Fische züchten und Salat anbauen – in der Sahara

Man könnte meinen, es ist eine Fata Morgana: Mitten in der ägyptischen Wüste grüne Pflanzen und Fische, die sich im Wasser tummeln. Möglich wird das durch Aquaponik, einem nachhaltigeren Anbauverfahren.

Im Westen von Kairo liegt die Satellitenstadt Sheikh Zayed. Inmitten der Wüste wurde sie in den letzten 20 Jahren aus dem Nichts erbaut; mittlerweile ist daraus ein teurer Vorort für wohlhabendere Ägypter geworden, die dem Chaos der Hauptstadt entfliehen wollen. Hier vermutet man wohl am wenigsten einen landwirtschaftlichen Betrieb, geschweige denn eine Fischzucht.

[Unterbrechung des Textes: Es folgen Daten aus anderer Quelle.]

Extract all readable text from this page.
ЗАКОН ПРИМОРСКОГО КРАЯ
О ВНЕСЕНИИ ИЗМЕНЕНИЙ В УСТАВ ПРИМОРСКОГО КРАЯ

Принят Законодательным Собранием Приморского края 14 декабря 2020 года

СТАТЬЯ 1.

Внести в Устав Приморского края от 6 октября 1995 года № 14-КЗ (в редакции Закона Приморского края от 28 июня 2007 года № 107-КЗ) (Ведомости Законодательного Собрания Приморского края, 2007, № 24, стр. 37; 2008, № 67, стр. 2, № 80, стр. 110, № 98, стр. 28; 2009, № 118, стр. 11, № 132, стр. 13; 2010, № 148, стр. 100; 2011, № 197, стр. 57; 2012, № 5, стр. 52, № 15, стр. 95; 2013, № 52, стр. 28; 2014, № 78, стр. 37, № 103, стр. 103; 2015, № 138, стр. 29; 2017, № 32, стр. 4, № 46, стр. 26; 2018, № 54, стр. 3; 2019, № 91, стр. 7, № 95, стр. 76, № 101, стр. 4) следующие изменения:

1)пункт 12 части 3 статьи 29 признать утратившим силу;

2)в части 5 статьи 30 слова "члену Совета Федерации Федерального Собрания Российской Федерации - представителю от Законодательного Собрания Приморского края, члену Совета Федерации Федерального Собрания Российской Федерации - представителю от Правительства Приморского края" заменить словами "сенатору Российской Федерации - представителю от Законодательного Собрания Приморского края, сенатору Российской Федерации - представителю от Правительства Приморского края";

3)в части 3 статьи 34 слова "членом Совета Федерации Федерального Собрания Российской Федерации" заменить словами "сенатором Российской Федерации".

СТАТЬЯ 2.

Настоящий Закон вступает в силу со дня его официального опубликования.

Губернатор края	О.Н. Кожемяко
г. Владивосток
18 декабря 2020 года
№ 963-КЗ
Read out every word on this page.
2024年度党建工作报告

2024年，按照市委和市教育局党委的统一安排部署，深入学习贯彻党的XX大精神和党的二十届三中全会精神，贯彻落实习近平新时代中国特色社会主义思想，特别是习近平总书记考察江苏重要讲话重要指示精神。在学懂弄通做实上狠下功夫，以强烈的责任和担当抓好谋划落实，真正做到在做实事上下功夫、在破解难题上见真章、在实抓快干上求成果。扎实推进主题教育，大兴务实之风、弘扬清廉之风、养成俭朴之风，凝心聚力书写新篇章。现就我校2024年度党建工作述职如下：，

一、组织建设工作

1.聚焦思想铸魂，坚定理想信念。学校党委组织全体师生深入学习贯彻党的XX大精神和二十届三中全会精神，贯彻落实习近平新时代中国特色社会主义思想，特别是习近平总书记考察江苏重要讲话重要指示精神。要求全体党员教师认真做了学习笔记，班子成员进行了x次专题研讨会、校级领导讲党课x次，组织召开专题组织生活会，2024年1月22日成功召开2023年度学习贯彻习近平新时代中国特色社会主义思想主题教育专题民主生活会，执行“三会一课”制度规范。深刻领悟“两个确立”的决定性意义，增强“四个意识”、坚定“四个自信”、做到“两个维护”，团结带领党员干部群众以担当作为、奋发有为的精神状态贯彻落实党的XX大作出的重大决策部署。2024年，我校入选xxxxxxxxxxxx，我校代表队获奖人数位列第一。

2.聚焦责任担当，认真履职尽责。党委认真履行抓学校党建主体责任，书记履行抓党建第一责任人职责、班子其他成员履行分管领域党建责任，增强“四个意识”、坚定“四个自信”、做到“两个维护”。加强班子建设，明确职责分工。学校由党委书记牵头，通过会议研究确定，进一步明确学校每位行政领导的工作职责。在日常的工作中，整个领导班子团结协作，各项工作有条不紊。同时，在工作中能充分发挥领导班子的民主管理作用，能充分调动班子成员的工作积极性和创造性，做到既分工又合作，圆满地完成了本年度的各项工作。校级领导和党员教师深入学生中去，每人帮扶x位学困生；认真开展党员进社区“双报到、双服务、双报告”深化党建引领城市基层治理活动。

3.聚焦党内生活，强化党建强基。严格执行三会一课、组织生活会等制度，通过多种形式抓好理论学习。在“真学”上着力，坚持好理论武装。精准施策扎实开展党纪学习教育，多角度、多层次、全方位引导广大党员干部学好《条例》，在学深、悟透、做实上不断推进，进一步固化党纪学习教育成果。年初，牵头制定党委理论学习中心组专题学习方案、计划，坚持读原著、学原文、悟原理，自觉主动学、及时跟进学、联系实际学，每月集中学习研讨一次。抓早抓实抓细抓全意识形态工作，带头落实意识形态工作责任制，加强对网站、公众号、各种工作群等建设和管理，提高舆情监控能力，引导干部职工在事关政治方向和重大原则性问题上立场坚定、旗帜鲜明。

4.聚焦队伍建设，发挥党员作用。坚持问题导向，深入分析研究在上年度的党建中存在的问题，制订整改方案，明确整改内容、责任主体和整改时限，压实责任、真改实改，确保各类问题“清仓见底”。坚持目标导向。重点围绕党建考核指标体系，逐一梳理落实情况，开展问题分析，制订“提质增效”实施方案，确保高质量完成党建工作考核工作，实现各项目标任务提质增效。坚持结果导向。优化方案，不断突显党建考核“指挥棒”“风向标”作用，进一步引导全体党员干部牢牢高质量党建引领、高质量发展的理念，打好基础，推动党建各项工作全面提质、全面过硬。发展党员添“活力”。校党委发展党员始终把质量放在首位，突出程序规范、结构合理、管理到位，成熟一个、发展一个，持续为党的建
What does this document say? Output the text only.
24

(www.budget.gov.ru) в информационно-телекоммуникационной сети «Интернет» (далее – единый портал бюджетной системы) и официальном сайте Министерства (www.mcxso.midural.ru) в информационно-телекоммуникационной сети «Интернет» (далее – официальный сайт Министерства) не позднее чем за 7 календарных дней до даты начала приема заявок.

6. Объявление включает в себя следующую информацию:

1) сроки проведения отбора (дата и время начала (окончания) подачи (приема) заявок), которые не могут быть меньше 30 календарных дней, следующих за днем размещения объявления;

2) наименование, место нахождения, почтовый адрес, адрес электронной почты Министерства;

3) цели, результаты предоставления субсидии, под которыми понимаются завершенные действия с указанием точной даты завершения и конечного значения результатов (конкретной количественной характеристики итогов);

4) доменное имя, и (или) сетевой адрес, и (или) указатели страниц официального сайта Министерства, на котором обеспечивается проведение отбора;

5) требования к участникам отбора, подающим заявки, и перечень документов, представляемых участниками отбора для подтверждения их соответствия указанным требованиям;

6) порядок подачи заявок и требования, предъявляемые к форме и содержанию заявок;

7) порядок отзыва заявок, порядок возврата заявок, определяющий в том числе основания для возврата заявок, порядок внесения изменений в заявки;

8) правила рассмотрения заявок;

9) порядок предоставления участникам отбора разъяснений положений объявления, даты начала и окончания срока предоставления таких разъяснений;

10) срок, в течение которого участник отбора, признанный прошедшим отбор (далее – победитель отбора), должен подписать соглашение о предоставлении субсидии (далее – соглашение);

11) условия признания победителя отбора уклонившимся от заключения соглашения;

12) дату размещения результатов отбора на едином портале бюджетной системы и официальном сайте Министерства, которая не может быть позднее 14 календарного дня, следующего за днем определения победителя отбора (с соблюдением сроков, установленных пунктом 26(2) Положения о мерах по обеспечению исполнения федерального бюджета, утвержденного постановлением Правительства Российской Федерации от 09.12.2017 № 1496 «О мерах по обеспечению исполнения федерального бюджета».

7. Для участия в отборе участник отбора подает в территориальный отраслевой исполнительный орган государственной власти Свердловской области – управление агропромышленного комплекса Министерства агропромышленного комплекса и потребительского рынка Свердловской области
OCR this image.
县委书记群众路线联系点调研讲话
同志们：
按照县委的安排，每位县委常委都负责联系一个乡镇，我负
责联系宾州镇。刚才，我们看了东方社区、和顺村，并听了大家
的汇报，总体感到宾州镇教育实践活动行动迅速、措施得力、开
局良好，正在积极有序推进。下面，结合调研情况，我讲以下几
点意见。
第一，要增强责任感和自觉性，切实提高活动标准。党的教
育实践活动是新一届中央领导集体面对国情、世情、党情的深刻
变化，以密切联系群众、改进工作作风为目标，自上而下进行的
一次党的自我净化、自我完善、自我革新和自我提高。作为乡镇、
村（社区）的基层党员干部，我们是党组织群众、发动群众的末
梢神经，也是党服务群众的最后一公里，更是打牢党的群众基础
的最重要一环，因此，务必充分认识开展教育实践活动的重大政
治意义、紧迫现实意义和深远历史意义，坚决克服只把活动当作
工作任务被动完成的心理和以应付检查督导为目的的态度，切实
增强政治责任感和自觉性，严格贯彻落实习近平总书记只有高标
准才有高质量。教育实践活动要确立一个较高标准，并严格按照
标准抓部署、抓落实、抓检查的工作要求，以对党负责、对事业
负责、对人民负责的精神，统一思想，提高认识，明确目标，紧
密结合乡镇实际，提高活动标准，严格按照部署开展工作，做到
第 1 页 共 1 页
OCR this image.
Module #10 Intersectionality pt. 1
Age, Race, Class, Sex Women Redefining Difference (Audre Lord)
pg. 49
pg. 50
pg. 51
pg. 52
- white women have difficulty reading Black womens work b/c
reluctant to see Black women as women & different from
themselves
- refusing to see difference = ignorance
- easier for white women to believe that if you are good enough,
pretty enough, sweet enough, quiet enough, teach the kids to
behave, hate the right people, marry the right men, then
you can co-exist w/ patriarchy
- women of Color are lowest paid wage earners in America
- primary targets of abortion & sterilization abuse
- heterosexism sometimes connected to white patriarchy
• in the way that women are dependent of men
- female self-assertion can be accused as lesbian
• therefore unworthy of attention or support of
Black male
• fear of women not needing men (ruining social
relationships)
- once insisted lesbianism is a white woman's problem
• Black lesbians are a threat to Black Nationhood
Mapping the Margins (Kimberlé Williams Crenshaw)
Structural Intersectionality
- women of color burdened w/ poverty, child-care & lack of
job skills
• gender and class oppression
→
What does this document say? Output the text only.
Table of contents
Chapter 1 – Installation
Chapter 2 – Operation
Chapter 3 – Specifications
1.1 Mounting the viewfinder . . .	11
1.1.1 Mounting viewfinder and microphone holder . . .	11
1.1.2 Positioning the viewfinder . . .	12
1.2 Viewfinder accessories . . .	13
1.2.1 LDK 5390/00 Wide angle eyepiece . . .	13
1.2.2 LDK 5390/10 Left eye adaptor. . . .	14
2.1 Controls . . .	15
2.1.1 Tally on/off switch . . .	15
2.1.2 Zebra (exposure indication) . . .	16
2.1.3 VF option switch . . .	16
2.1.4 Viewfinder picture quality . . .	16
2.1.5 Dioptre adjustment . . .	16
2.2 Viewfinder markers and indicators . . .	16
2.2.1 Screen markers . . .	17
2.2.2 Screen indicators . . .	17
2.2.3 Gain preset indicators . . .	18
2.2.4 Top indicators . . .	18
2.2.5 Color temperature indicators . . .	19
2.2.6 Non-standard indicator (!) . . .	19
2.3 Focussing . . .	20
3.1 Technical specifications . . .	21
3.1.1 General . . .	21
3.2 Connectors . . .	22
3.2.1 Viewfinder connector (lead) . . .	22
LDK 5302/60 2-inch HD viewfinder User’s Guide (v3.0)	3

Das sieht Farris Farrag anders. Als ehemaliger Investmentbanker mit einem Abschluss in Wirtschaft hat er die meiste Zeit seines Lebens außerhalb von Ägypten verbracht, in Großbritannien und den USA. 2011, als die Menschen auf die Straße gingen, um den 82-jährigen Präsidenten Hosni Mubarak zu stürzen, ist er in seine Heimat zurückgekehrt. Wie viele damals wollte auch Farris Farrag seinem Land helfen und hat seine Karriere als Banker aufgegeben, um zurück nach Kairo zu gehen.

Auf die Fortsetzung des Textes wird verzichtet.